La courbe récepteur opérateur (ROC) est une courbe illustrant la variation de la sensibilité et de la spécificité selon la valeur du seuil. Sur l’axe des ordonnées, on retrouve la proportion de vrai positif (sensibilité) et sur l’axe des abscisses on retrouve la proportion de faux positif (1 - spécificité).

La courbe pour un test inutile sera une ligne droite diagonale. La courbe d’un test qui permet de différencier les malades des non-malades sera convexe, le sommet étant situé dans le coin supérieur gauche du graphique. Le test possédant la meilleure discrimination aura la plus grande aire sous la courbe. La valeur seuil choisie sera située le plus près du coin supérieur gauche du graphique.

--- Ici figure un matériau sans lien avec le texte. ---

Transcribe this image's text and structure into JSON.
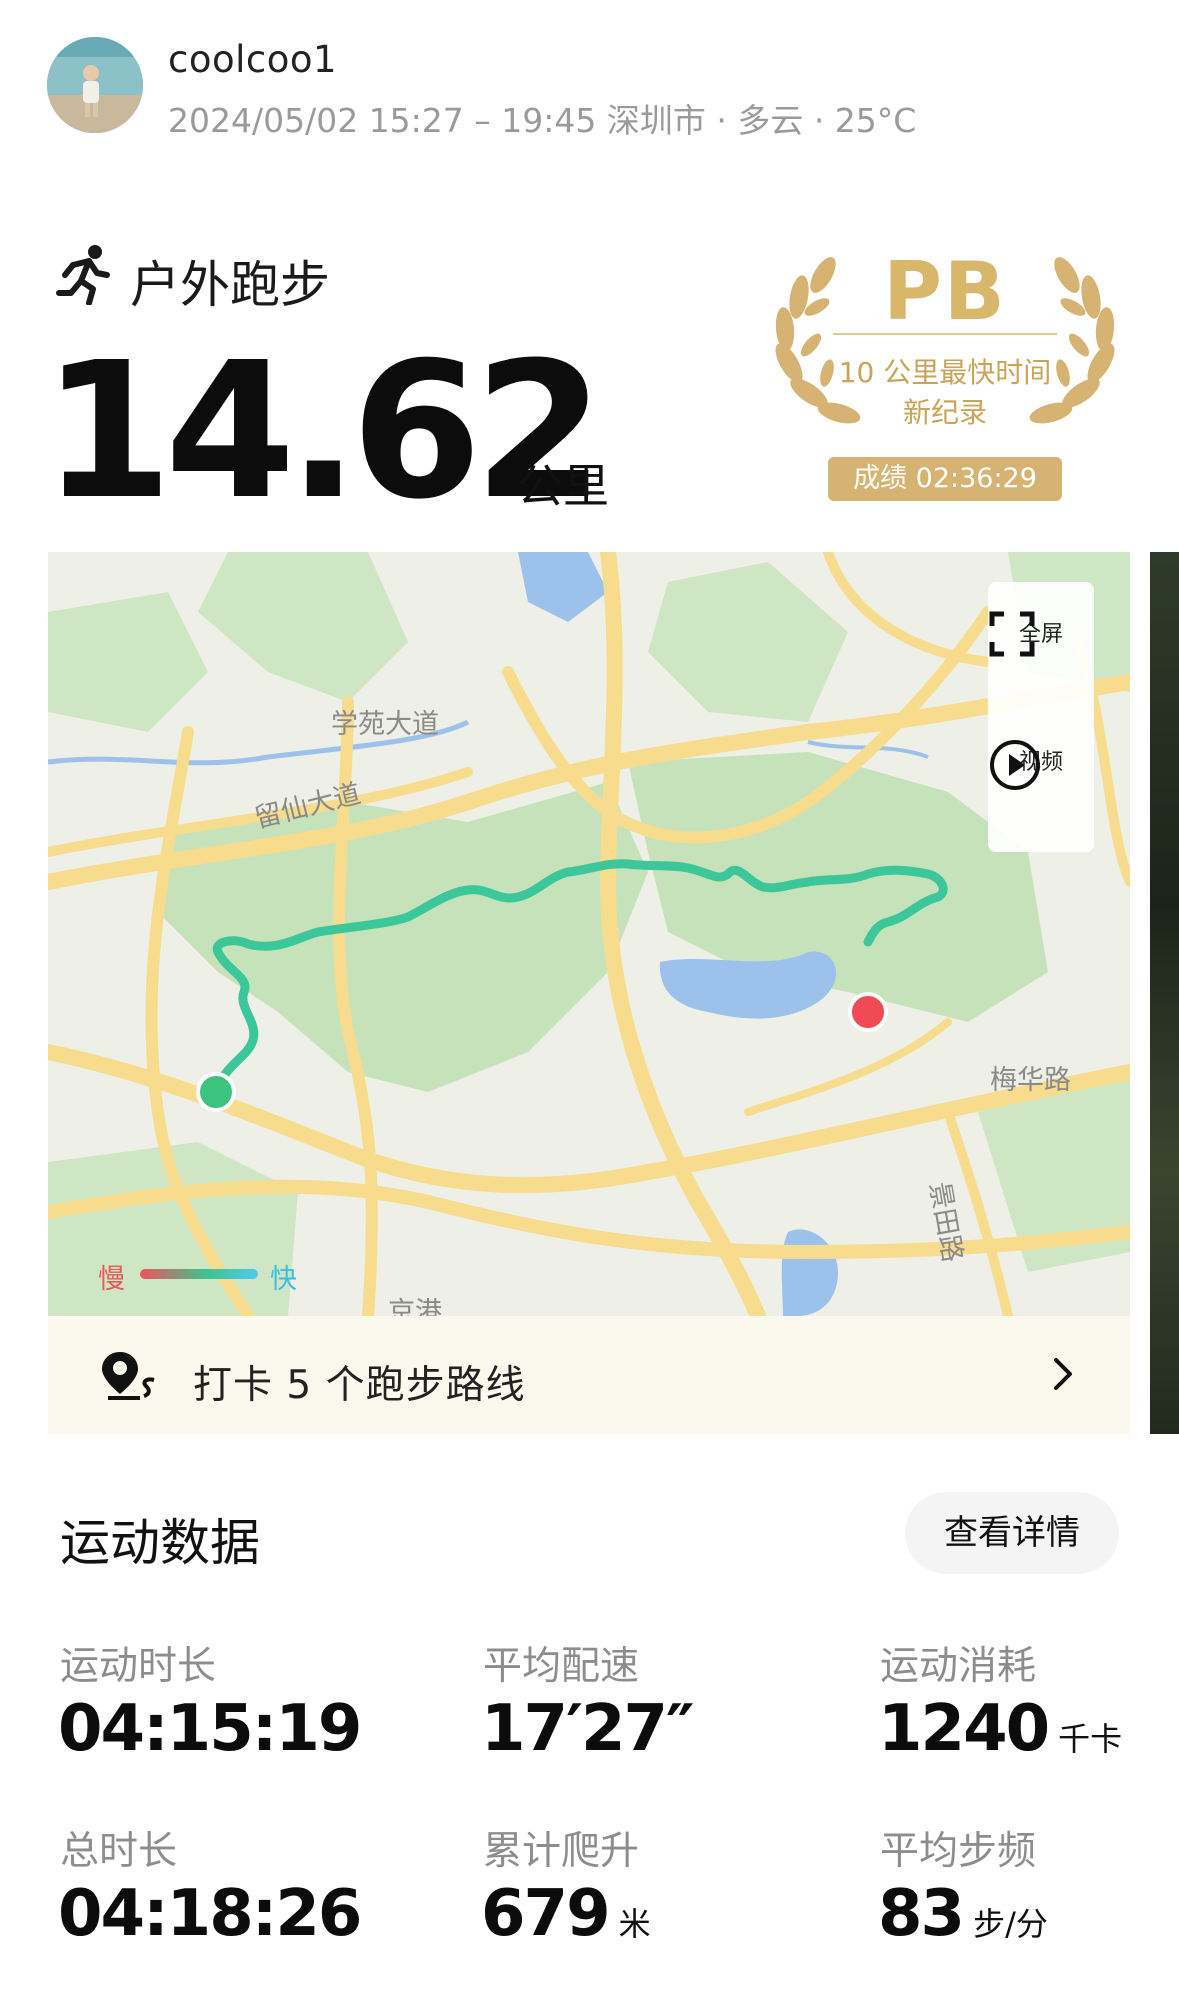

Validité intrinsèque : Valeurs prédictives positive et négative

La prévalence d’une maladie dans une population permet de connaître la probabilité de base qu’un patient soit malade ou non. On utilise un examen diagnostique pour obtenir davantage d’information afin de permettre de réviser l’estimation de la probabilité d’un patient d’être malade ou en santé. On obtient ce gain d’information à partir du calcul des valeurs prédictives.

Valeurs prédictives positive et négative

Les valeurs prédictives représentent la probabilité en pourcentage qu’un individu soit malade ou non selon le résultat d’un examen.

La valeur prédictive positive (VPP) correspond à la probabilité que le patient soit malade lorsque l’examen est positif.

Valeur prédictive positive:
VPP = VP/(VP+FP)

  • VP: vrai positifs
  • FP: faux positifs

La probabilité d’avoir un résultat faussement positif est obtenu en faisant le calcul 1 - VPP.

La valeur prédictive négative correspond à la probabilité que le patient ne soit pas atteint de la maladie si l’examen est négatif.

Valeur prédictive négative:
VPN = VN/(VN+FN)

  • VN: vrai négatifs
  • FN: faux négatifs

La probabilité d’avoir un résultat faussement négatif correspond à 1 - VPN.

Calcul des valeurs prédictives

La prévalence de la maladie a une influence sur la VPP et la VPN. En effet, la VPP diminue et la VPN augmente lorsque la prévalence de la maladie diminue.Pour calculer la VPP et la VPN, il faut connaître la prévalence de la maladie, la sensibilité et la spécificité de l’examen diagnostique. Ces informations permettent de construire un tableau de contingence.

  1. Choisir une taille d’échantillon
  2. Calculer le nombre d’individus malades et non malades à partir de la prévalence.
    • Malades = taille de l'échantillon x prévalence
    • Non malades = taille de l'échantillon - nombre de malades
  3. Calculer, parmi les individus malades, le nombre de vrai positif et de faux négatif.
    • VP = nombre de malades x sensibilité
    • FN = nombre de malades - vrais positifs
  4. Calculer, parmi les individus sains, le nombre de vrai négatif et de faux positif.
    • VN = nombre de non malades x spécificité
    • FP = nombre de non malades - vrais négatifs
  5. Calculer le nombre total d’individus dont le résultat est positif et le nombre total d’individus dont le résultat est négatif.
  6. Calculer la VPP et la VPN.

L’examen augmente la probabilité d’avoir la maladie lorsque la VPP est plus grande que la prévalence.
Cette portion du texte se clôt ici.